Journalist explains Middle East issues

Sally Lugo

Ari Shavit speaks on the topic of making Israel relevant to younger generations at the Hillel Foundation on Tuesday. Shavit is an acclaimed author; his work “My Promised Land: The Tragedy and Triumph of Israel,” which was published in 2013, was featured by The New York Times on its best seller list.

On Tuesday night, the Hillel Foundation conference room was packed with guests, including UA students and community members, to listen to critically acclaimed author and Israeli journalist Ari Shavit.

Shavit has been described as one of the most outspoken columnists for Haaretz and also serves as a commentator for Israeli Public Television. He is an acclaimed author; his novel “My Promised Land: The Triumph and Tragedy of Israel,” which was published in 2013, was featured by The New York Times on its best seller list.

Shavit’s goal is to create a “loving, positive and constructive view of the Middle East,” as the conflict in that region continues to be publicized daily by the media. He emphasized the idea of taking Israel out of common, cliché ideas, as well as mentioning the need for reform in the Zionist movement.

Many in attendance were longtime fans of the author, while others were intrigued with the new speaker, his diverse ideas and the conflicts still at hand.

“I’m expecting to see how the Israel and Palestine conflict is still going on,” said Alexander Wassimi, an environmental sciences major, “and dealing with how the Zionists have occupied the area and what their stance is today on the situation.”

In his lecture, Shavit said his motive behind writing his novel and touring American colleges stemmed from Israel losing its narrative.

“While they have lost political wisdom, they still hold onto the wisdom of it,” Shavit said.

He made an emphasis on the problem of the generation gap.

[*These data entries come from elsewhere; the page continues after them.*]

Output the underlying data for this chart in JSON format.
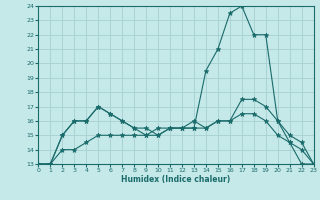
{
  "xlabel": "Humidex (Indice chaleur)",
  "bg_color": "#c5e8e8",
  "grid_color": "#a8d0d0",
  "line_color": "#1a6b6b",
  "xlim": [
    0,
    23
  ],
  "ylim": [
    13,
    24
  ],
  "yticks": [
    13,
    14,
    15,
    16,
    17,
    18,
    19,
    20,
    21,
    22,
    23,
    24
  ],
  "xticks": [
    0,
    1,
    2,
    3,
    4,
    5,
    6,
    7,
    8,
    9,
    10,
    11,
    12,
    13,
    14,
    15,
    16,
    17,
    18,
    19,
    20,
    21,
    22,
    23
  ],
  "line1_x": [
    0,
    1,
    2,
    3,
    4,
    5,
    6,
    7,
    8,
    9,
    10,
    11,
    12,
    13,
    14,
    15,
    16,
    17,
    18,
    19,
    20,
    21,
    22,
    23
  ],
  "line1_y": [
    13.0,
    13.0,
    15.0,
    16.0,
    16.0,
    17.0,
    16.5,
    16.0,
    15.5,
    15.5,
    15.0,
    15.5,
    15.5,
    16.0,
    15.5,
    16.0,
    16.0,
    17.5,
    17.5,
    17.0,
    16.0,
    15.0,
    14.5,
    13.0
  ],
  "line2_x": [
    0,
    1,
    2,
    3,
    4,
    5,
    6,
    7,
    8,
    9,
    10,
    11,
    12,
    13,
    14,
    15,
    16,
    17,
    18,
    19,
    20,
    21,
    22,
    23
  ],
  "line2_y": [
    13.0,
    13.0,
    15.0,
    16.0,
    16.0,
    17.0,
    16.5,
    16.0,
    15.5,
    15.0,
    15.0,
    15.5,
    15.5,
    15.5,
    19.5,
    21.0,
    23.5,
    24.0,
    22.0,
    22.0,
    16.0,
    14.5,
    13.0,
    13.0
  ],
  "line3_x": [
    0,
    1,
    2,
    3,
    4,
    5,
    6,
    7,
    8,
    9,
    10,
    11,
    12,
    13,
    14,
    15,
    16,
    17,
    18,
    19,
    20,
    21,
    22,
    23
  ],
  "line3_y": [
    13.0,
    13.0,
    14.0,
    14.0,
    14.5,
    15.0,
    15.0,
    15.0,
    15.0,
    15.0,
    15.5,
    15.5,
    15.5,
    15.5,
    15.5,
    16.0,
    16.0,
    16.5,
    16.5,
    16.0,
    15.0,
    14.5,
    14.0,
    13.0
  ]
}
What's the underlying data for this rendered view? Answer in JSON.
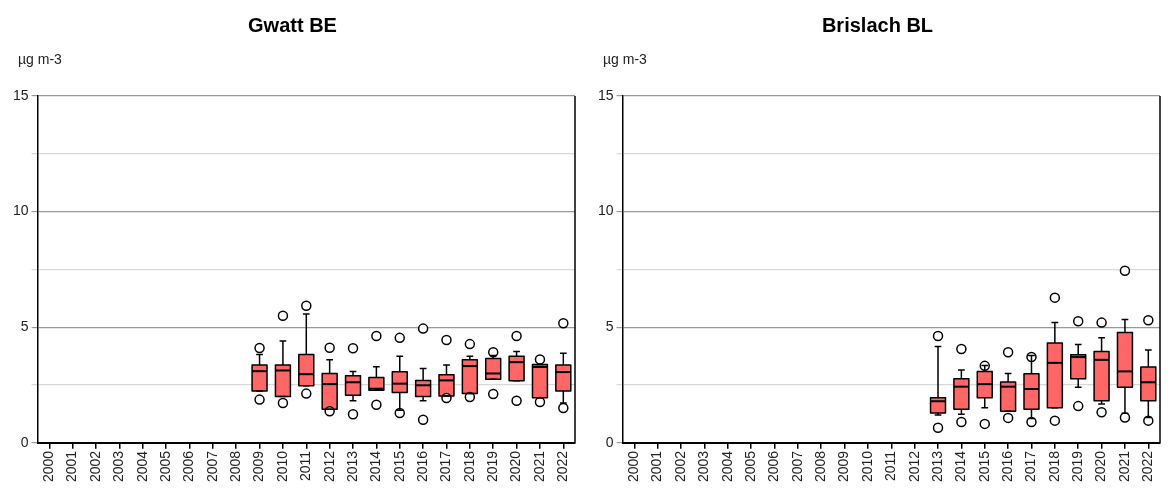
{
  "chart_data": [
    {
      "type": "box",
      "title": "Gwatt BE",
      "ylabel": "µg m-3",
      "color": "#ff6666",
      "grid": "y",
      "legend": false,
      "ylim": [
        0,
        15
      ],
      "yticks": [
        0,
        {
          "value": 2.5,
          "label": null
        },
        5,
        {
          "value": 7.5,
          "label": null
        },
        10,
        {
          "value": 12.5,
          "label": null
        },
        15
      ],
      "categories": [
        "2000",
        "2001",
        "2002",
        "2003",
        "2004",
        "2005",
        "2006",
        "2007",
        "2008",
        "2009",
        "2010",
        "2011",
        "2012",
        "2013",
        "2014",
        "2015",
        "2016",
        "2017",
        "2018",
        "2019",
        "2020",
        "2021",
        "2022"
      ],
      "boxes": [
        null,
        null,
        null,
        null,
        null,
        null,
        null,
        null,
        null,
        {
          "low": 2.24,
          "q1": 2.24,
          "median": 3.1,
          "q3": 3.37,
          "high": 3.82,
          "outliers": [
            4.1,
            1.87
          ]
        },
        {
          "low": 2.01,
          "q1": 2.01,
          "median": 3.13,
          "q3": 3.37,
          "high": 4.4,
          "outliers": [
            5.5,
            1.72
          ]
        },
        {
          "low": 2.47,
          "q1": 2.47,
          "median": 2.97,
          "q3": 3.82,
          "high": 5.57,
          "outliers": [
            5.93,
            2.13
          ]
        },
        {
          "low": 1.45,
          "q1": 1.45,
          "median": 2.54,
          "q3": 3.0,
          "high": 3.59,
          "outliers": [
            4.11,
            1.37
          ]
        },
        {
          "low": 1.82,
          "q1": 2.06,
          "median": 2.62,
          "q3": 2.9,
          "high": 3.09,
          "outliers": [
            4.09,
            1.24
          ]
        },
        {
          "low": 2.27,
          "q1": 2.27,
          "median": 2.34,
          "q3": 2.83,
          "high": 3.29,
          "outliers": [
            4.62,
            1.65
          ]
        },
        {
          "low": 1.41,
          "q1": 2.18,
          "median": 2.56,
          "q3": 3.07,
          "high": 3.74,
          "outliers": [
            4.54,
            1.29
          ]
        },
        {
          "low": 1.82,
          "q1": 2.01,
          "median": 2.49,
          "q3": 2.7,
          "high": 3.22,
          "outliers": [
            4.94,
            1.0
          ]
        },
        {
          "low": 2.03,
          "q1": 2.03,
          "median": 2.7,
          "q3": 2.94,
          "high": 3.37,
          "outliers": [
            4.45,
            1.94
          ]
        },
        {
          "low": 2.13,
          "q1": 2.13,
          "median": 3.32,
          "q3": 3.59,
          "high": 3.74,
          "outliers": [
            4.27,
            1.98
          ]
        },
        {
          "low": 2.75,
          "q1": 2.75,
          "median": 3.0,
          "q3": 3.65,
          "high": 3.78,
          "outliers": [
            3.92,
            2.11
          ]
        },
        {
          "low": 2.69,
          "q1": 2.69,
          "median": 3.49,
          "q3": 3.74,
          "high": 3.95,
          "outliers": [
            4.62,
            1.82
          ]
        },
        {
          "low": 1.95,
          "q1": 1.95,
          "median": 3.28,
          "q3": 3.39,
          "high": 3.39,
          "outliers": [
            3.61,
            1.77
          ]
        },
        {
          "low": 1.72,
          "q1": 2.24,
          "median": 3.06,
          "q3": 3.37,
          "high": 3.88,
          "outliers": [
            5.17,
            1.51
          ]
        }
      ]
    },
    {
      "type": "box",
      "title": "Brislach BL",
      "ylabel": "µg m-3",
      "color": "#ff6666",
      "grid": "y",
      "legend": false,
      "ylim": [
        0,
        15
      ],
      "yticks": [
        0,
        {
          "value": 2.5,
          "label": null
        },
        5,
        {
          "value": 7.5,
          "label": null
        },
        10,
        {
          "value": 12.5,
          "label": null
        },
        15
      ],
      "categories": [
        "2000",
        "2001",
        "2002",
        "2003",
        "2004",
        "2005",
        "2006",
        "2007",
        "2008",
        "2009",
        "2010",
        "2011",
        "2012",
        "2013",
        "2014",
        "2015",
        "2016",
        "2017",
        "2018",
        "2019",
        "2020",
        "2021",
        "2022"
      ],
      "boxes": [
        null,
        null,
        null,
        null,
        null,
        null,
        null,
        null,
        null,
        null,
        null,
        null,
        null,
        {
          "low": 1.2,
          "q1": 1.29,
          "median": 1.8,
          "q3": 1.95,
          "high": 4.17,
          "outliers": [
            4.62,
            0.65
          ]
        },
        {
          "low": 1.24,
          "q1": 1.45,
          "median": 2.43,
          "q3": 2.77,
          "high": 3.15,
          "outliers": [
            4.06,
            0.9
          ]
        },
        {
          "low": 1.52,
          "q1": 1.95,
          "median": 2.54,
          "q3": 3.09,
          "high": 3.35,
          "outliers": [
            3.33,
            0.82
          ]
        },
        {
          "low": 1.37,
          "q1": 1.37,
          "median": 2.43,
          "q3": 2.63,
          "high": 3.0,
          "outliers": [
            3.92,
            1.08
          ]
        },
        {
          "low": 1.05,
          "q1": 1.45,
          "median": 2.33,
          "q3": 2.99,
          "high": 3.78,
          "outliers": [
            3.71,
            0.9
          ]
        },
        {
          "low": 1.52,
          "q1": 1.52,
          "median": 3.46,
          "q3": 4.32,
          "high": 5.2,
          "outliers": [
            6.28,
            0.96
          ]
        },
        {
          "low": 2.41,
          "q1": 2.77,
          "median": 3.71,
          "q3": 3.81,
          "high": 4.25,
          "outliers": [
            5.26,
            1.59
          ]
        },
        {
          "low": 1.68,
          "q1": 1.82,
          "median": 3.59,
          "q3": 3.95,
          "high": 4.54,
          "outliers": [
            5.2,
            1.32
          ]
        },
        {
          "low": 1.28,
          "q1": 2.4,
          "median": 3.09,
          "q3": 4.77,
          "high": 5.34,
          "outliers": [
            7.44,
            1.1
          ]
        },
        {
          "low": 1.1,
          "q1": 1.82,
          "median": 2.62,
          "q3": 3.28,
          "high": 4.02,
          "outliers": [
            5.3,
            0.96
          ]
        }
      ]
    }
  ]
}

Shavit called for a stronger sense of culture with the youth, because of the strong cultural difference experienced throughout the generations.

Zach Bernath, a student studying Middle Eastern studies and political science, said he experienced the generation gap on the UA campus with his fellow students.

“On our campus, I see that there’s a huge apathetic condition when it comes to Jewish students,” Bernath said, “and in the larger picture, this campus is just very apathetic to international relations issues. It’s really up to us to find ways to connect the students to their [Jewish] culture.”